Access control
Access control is applied based on the info of the resource being accessed, validating it against the info of the user accessing the resource. The verifications for access control are :
- Access to the resource type (using user roles/actors)
- Access to the resource tenant and guest tenants (using the user's tenant)
- Access to the resources owner (using the user accessing the resource)
This validations are performed in order.
Contents
How it works
Multitenancy
Amtech IoT platform is multitenant , with the goals of :
- Protecting resources that belong to a tenant
- Sharing resources among tenants based on the guesttenants/guestusers properties of the resources
Roles
Roles are resources that define the access control policies for the core resources.
- They specify the HTTP operations allowed on a given resource type.
- They are associated to users
- They are system managed.
- There are 2 main roles : activityCreator and follower. A user can only be one of both
- Users with the roles activityCreator will have access to thing types and observation types
- the admin tenant can remove or add members using the options team and invite respectively
- PaaS functionality
- Users with the roles follower will have the access their actors define (See Actors)
- the admin tenant can remove or add members using the options team and invite respectively
- SaaS configuration functionality
Actors for things and observations
Actors are resources that define access to specific thing types and notification types
- They specify the HTTP operations allowed to the type
- They are associated to users with the role follower via the subscription to a service or the invitation of new users
- Actors can include a restriction to apply the access control using the target resource user (meaning that the access control will be applied verifying access to type, tenant and user)
Access to observation types is also defined by actors, in relation to the observation production configuration of the thing types.

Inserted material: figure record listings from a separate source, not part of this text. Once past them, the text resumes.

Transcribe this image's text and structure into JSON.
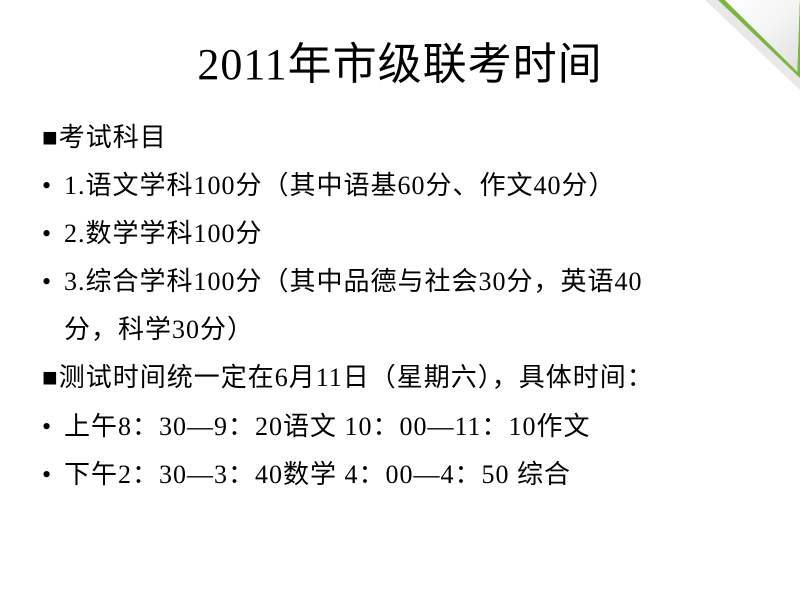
{
  "title": "2011年市级联考时间",
  "section1": {
    "header": "■考试科目",
    "items": [
      "1.语文学科100分（其中语基60分、作文40分）",
      "2.数学学科100分",
      "3.综合学科100分（其中品德与社会30分，英语40",
      "分，科学30分）"
    ]
  },
  "section2": {
    "header": "■测试时间统一定在6月11日（星期六），具体时间：",
    "items": [
      "上午8：30—9：20语文   10：00—11：10作文",
      "下午2：30—3：40数学   4：00—4：50   综合"
    ]
  },
  "colors": {
    "background": "#ffffff",
    "text": "#000000",
    "curl_green": "#7cb342",
    "curl_shadow": "#e8e8e8"
  },
  "typography": {
    "title_fontsize": 44,
    "body_fontsize": 26,
    "line_height": 1.85
  }
}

For a follower to have access to observations of a given type, the follower must have an actor that gives access to a thing type that produces this observation type.
Policies
A police encompasses
- A Thing type
- The set of CRUD operations that can be execute over the selected Thing type
- Create (create a new resource of the type)

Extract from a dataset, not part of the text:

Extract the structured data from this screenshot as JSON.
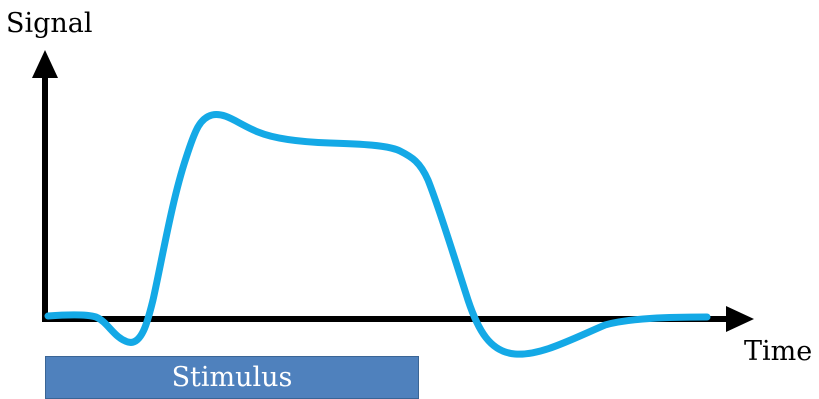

- Read (read resources of this type)
- Update (update resources of this type)
- Delete (delete resources of this type)
- if Check user is flag the polices will enforce that the user must own the resource to CRUD it
Tenants
- All resources have associated with them the tenant that owns it (the tenant of the user that created the resource), and may also define the list of guest tenants that will have read access to the resource.
- The tenant of a resource is automatically assigned when the resource is created and cannot be modified.

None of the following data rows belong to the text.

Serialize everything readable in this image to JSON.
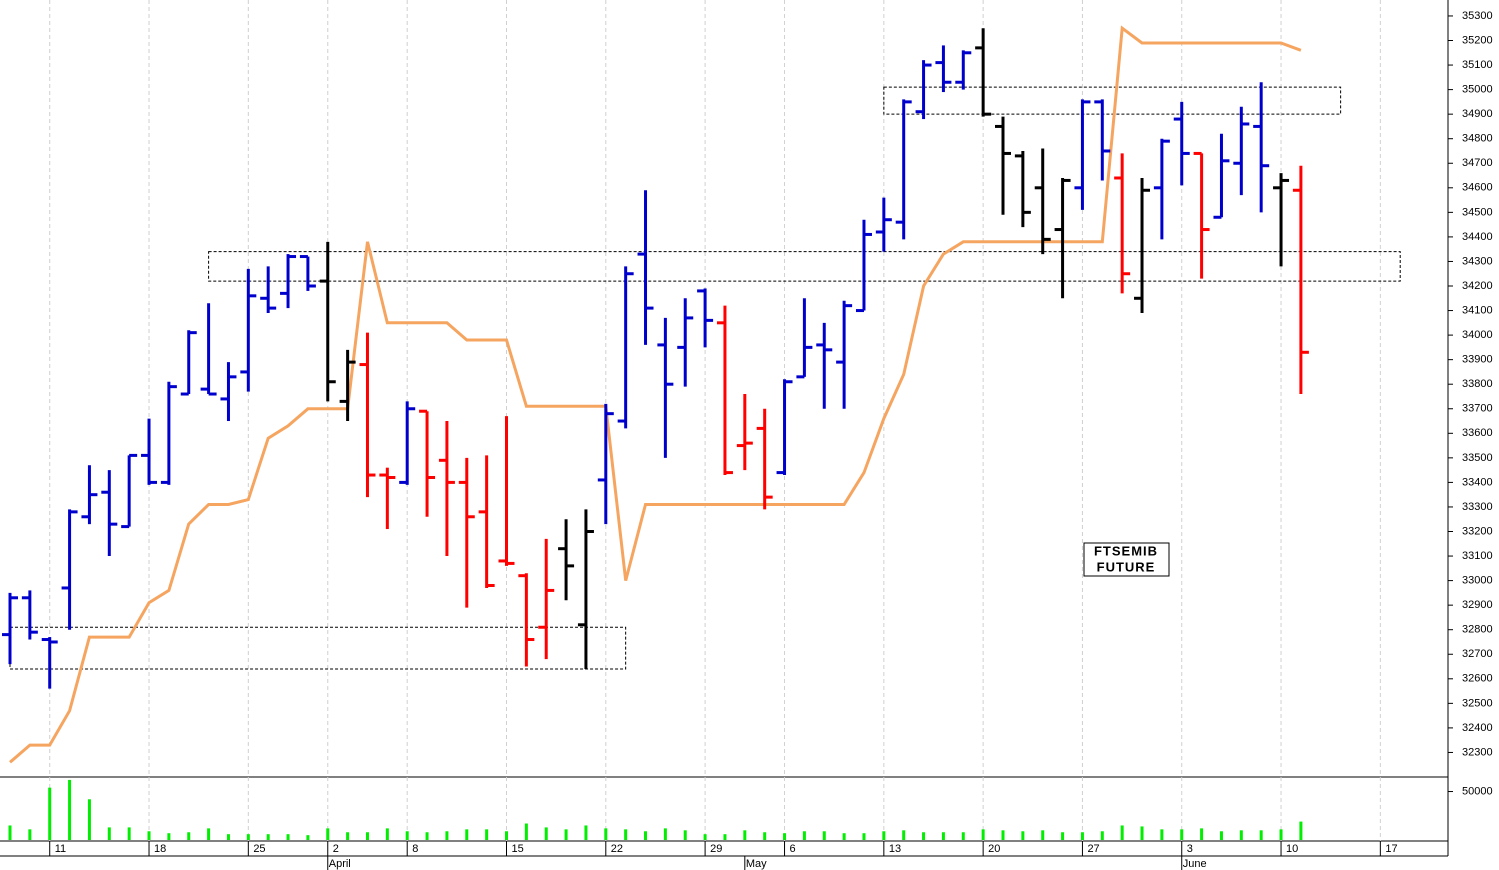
{
  "chart_data": [
    {
      "type": "ohlc",
      "title_lines": [
        "FTSEMIB",
        "FUTURE"
      ],
      "categories": [
        null,
        null,
        "11",
        null,
        null,
        null,
        null,
        "18",
        null,
        null,
        null,
        null,
        "25",
        null,
        null,
        null,
        "2",
        null,
        null,
        null,
        "8",
        null,
        null,
        null,
        null,
        "15",
        null,
        null,
        null,
        null,
        "22",
        null,
        null,
        null,
        null,
        "29",
        null,
        null,
        null,
        "6",
        null,
        null,
        null,
        null,
        "13",
        null,
        null,
        null,
        null,
        "20",
        null,
        null,
        null,
        null,
        "27",
        null,
        null,
        null,
        null,
        "3",
        null,
        null,
        null,
        null,
        "10",
        null,
        null,
        null,
        null,
        "17",
        null,
        null,
        null
      ],
      "month_labels": [
        null,
        null,
        null,
        null,
        null,
        null,
        null,
        null,
        null,
        null,
        null,
        null,
        null,
        null,
        null,
        null,
        "April",
        null,
        null,
        null,
        null,
        null,
        null,
        null,
        null,
        null,
        null,
        null,
        null,
        null,
        null,
        null,
        null,
        null,
        null,
        null,
        null,
        "May",
        null,
        null,
        null,
        null,
        null,
        null,
        null,
        null,
        null,
        null,
        null,
        null,
        null,
        null,
        null,
        null,
        null,
        null,
        null,
        null,
        null,
        "June",
        null,
        null,
        null,
        null,
        null,
        null,
        null,
        null,
        null,
        null,
        null,
        null,
        null
      ],
      "open": [
        32780,
        32930,
        32760,
        32970,
        33260,
        33360,
        33220,
        33510,
        33400,
        33760,
        33780,
        33740,
        33850,
        34150,
        34170,
        34320,
        34220,
        33730,
        33880,
        33430,
        33400,
        33690,
        33490,
        33400,
        33280,
        33080,
        33020,
        32810,
        33130,
        32820,
        33410,
        33650,
        34330,
        33960,
        33950,
        34180,
        34050,
        33550,
        33620,
        33440,
        33830,
        33960,
        33890,
        34100,
        34420,
        34460,
        34910,
        35110,
        35030,
        35170,
        34850,
        34730,
        34600,
        34430,
        34600,
        34950,
        34640,
        34150,
        34600,
        34880,
        34740,
        34480,
        34700,
        34850,
        34600,
        34590,
        null,
        null,
        null,
        null,
        null,
        null,
        null
      ],
      "high": [
        32950,
        32960,
        32770,
        33290,
        33470,
        33450,
        33510,
        33660,
        33810,
        34020,
        34130,
        33890,
        34270,
        34280,
        34330,
        34320,
        34380,
        33940,
        34010,
        33460,
        33730,
        33690,
        33650,
        33500,
        33510,
        33670,
        33030,
        33170,
        33250,
        33290,
        33720,
        34280,
        34590,
        34070,
        34150,
        34190,
        34120,
        33760,
        33700,
        33820,
        34150,
        34050,
        34140,
        34470,
        34560,
        34960,
        35120,
        35180,
        35160,
        35250,
        34890,
        34750,
        34760,
        34640,
        34960,
        34960,
        34740,
        34640,
        34800,
        34950,
        34740,
        34820,
        34930,
        35030,
        34660,
        34690,
        null,
        null,
        null,
        null,
        null,
        null,
        null
      ],
      "low": [
        32660,
        32760,
        32560,
        32800,
        33230,
        33100,
        33220,
        33390,
        33390,
        33760,
        33760,
        33650,
        33770,
        34090,
        34110,
        34180,
        33730,
        33650,
        33340,
        33210,
        33390,
        33260,
        33100,
        32890,
        32970,
        33060,
        32650,
        32680,
        32920,
        32640,
        33230,
        33620,
        33960,
        33500,
        33790,
        33950,
        33430,
        33450,
        33290,
        33430,
        33830,
        33700,
        33700,
        34100,
        34340,
        34390,
        34880,
        34990,
        35000,
        34890,
        34490,
        34440,
        34330,
        34150,
        34510,
        34630,
        34170,
        34090,
        34390,
        34610,
        34230,
        34480,
        34570,
        34500,
        34280,
        33760,
        null,
        null,
        null,
        null,
        null,
        null,
        null
      ],
      "close": [
        32930,
        32790,
        32750,
        33280,
        33350,
        33230,
        33510,
        33400,
        33790,
        34010,
        33760,
        33830,
        34160,
        34110,
        34320,
        34200,
        33810,
        33890,
        33430,
        33420,
        33700,
        33420,
        33400,
        33260,
        32980,
        33070,
        32760,
        32960,
        33060,
        33200,
        33680,
        34250,
        34110,
        33800,
        34070,
        34060,
        33440,
        33560,
        33340,
        33810,
        33950,
        33940,
        34120,
        34410,
        34470,
        34950,
        35100,
        35030,
        35150,
        34900,
        34740,
        34500,
        34390,
        34630,
        34950,
        34750,
        34250,
        34590,
        34790,
        34740,
        34430,
        34710,
        34860,
        34690,
        34630,
        33930,
        null,
        null,
        null,
        null,
        null,
        null,
        null
      ],
      "trend": [
        "up",
        "up",
        "up",
        "up",
        "up",
        "up",
        "up",
        "up",
        "up",
        "up",
        "up",
        "up",
        "up",
        "up",
        "up",
        "up",
        "flat",
        "flat",
        "down",
        "down",
        "up",
        "down",
        "down",
        "down",
        "down",
        "down",
        "down",
        "down",
        "flat",
        "flat",
        "up",
        "up",
        "up",
        "up",
        "up",
        "up",
        "down",
        "down",
        "down",
        "up",
        "up",
        "up",
        "up",
        "up",
        "up",
        "up",
        "up",
        "up",
        "up",
        "flat",
        "flat",
        "flat",
        "flat",
        "flat",
        "up",
        "up",
        "down",
        "flat",
        "up",
        "up",
        "down",
        "up",
        "up",
        "up",
        "flat",
        "down",
        null,
        null,
        null,
        null,
        null,
        null,
        null
      ],
      "palette": {
        "up": "#0000cc",
        "down": "#ff0000",
        "flat": "#000000"
      },
      "line": {
        "color": "#f5a560",
        "values": [
          32260,
          32330,
          32330,
          32470,
          32770,
          32770,
          32770,
          32910,
          32960,
          33230,
          33310,
          33310,
          33330,
          33580,
          33630,
          33700,
          33700,
          33700,
          34380,
          34050,
          34050,
          34050,
          34050,
          33980,
          33980,
          33980,
          33710,
          33710,
          33710,
          33710,
          33710,
          33000,
          33310,
          33310,
          33310,
          33310,
          33310,
          33310,
          33310,
          33310,
          33310,
          33310,
          33310,
          33440,
          33660,
          33840,
          34200,
          34330,
          34380,
          34380,
          34380,
          34380,
          34380,
          34380,
          34380,
          34380,
          35250,
          35190,
          35190,
          35190,
          35190,
          35190,
          35190,
          35190,
          35190,
          35160,
          null,
          null,
          null,
          null,
          null,
          null,
          null
        ]
      },
      "zones": [
        {
          "from": 0,
          "to": 31,
          "top": 32810,
          "bottom": 32640
        },
        {
          "from": 10,
          "to": 70,
          "top": 34340,
          "bottom": 34220
        },
        {
          "from": 44,
          "to": 67,
          "top": 35010,
          "bottom": 34900
        }
      ],
      "ylim": [
        32200,
        35365
      ],
      "yticks": [
        32300,
        32400,
        32500,
        32600,
        32700,
        32800,
        32900,
        33000,
        33100,
        33200,
        33300,
        33400,
        33500,
        33600,
        33700,
        33800,
        33900,
        34000,
        34100,
        34200,
        34300,
        34400,
        34500,
        34600,
        34700,
        34800,
        34900,
        35000,
        35100,
        35200,
        35300
      ],
      "xgrid": true
    },
    {
      "type": "bar",
      "color": "#00ee00",
      "values": [
        15000,
        11000,
        54000,
        62000,
        42000,
        13000,
        13000,
        9000,
        7000,
        8000,
        12000,
        6000,
        6000,
        6000,
        6000,
        5000,
        12000,
        8000,
        8000,
        12000,
        9000,
        8000,
        9000,
        11000,
        11000,
        9000,
        17000,
        13000,
        11000,
        15000,
        12000,
        11000,
        9000,
        12000,
        10000,
        6000,
        6000,
        10000,
        8000,
        7000,
        9000,
        9000,
        7000,
        7000,
        9000,
        10000,
        8000,
        8000,
        8000,
        11000,
        10000,
        9000,
        10000,
        8000,
        8000,
        9000,
        15000,
        14000,
        11000,
        11000,
        12000,
        9000,
        10000,
        10000,
        11000,
        19000,
        null,
        null,
        null,
        null,
        null,
        null,
        null
      ],
      "ylim": [
        0,
        65000
      ],
      "yticks": [
        50000
      ]
    }
  ]
}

- The list of guest tenants of a resource can be assigned by the user.
Users
- The user id must be an email (to be redefined in future versions)
- A user can belong to multiple tenants, it may have multiple actors, but it can have only one role (either activityCreator or follower)
- Users are related to the resources regarding access control:
- All resources have the user that owns it (the user that created the resource), and may also define the list of guest users, that will have access to the resource according to their actors.
- The user of a resource is automatically assigned when the resource is created and cannot be modified.
- The list of guest users of a resource can be assigned anytime.
Access control properties in resources
- Things and observations types have 4 properties to govern access control
- _tenant assigned by the DAP, value is set to the tenant that creates the resource
- _user assigned by the DAP, value is set to the user that creates the resource
- guesttenants can be assigned by the user that created the resource
- guestusers can be assigned by the user that created the resource
Access while executing observers in the reasoner's engine
Regarding security, there are two possibilities when you configure the execution of the observer in a reasoner:
- Use the security of the observation to restraint the things returned by the observer.
- In this case the tenant of the observation is used to restraint the set of things returned by the observer. This restriction is applied on resource's tenant, meaning that only the things owned by the tenant will be returned. This does not include the things shared with him.
- Use the security of the service to restraint the things returned by the observer.
- In this case the tenants subscribed to the service are used to restraint the set of things returned by the observer.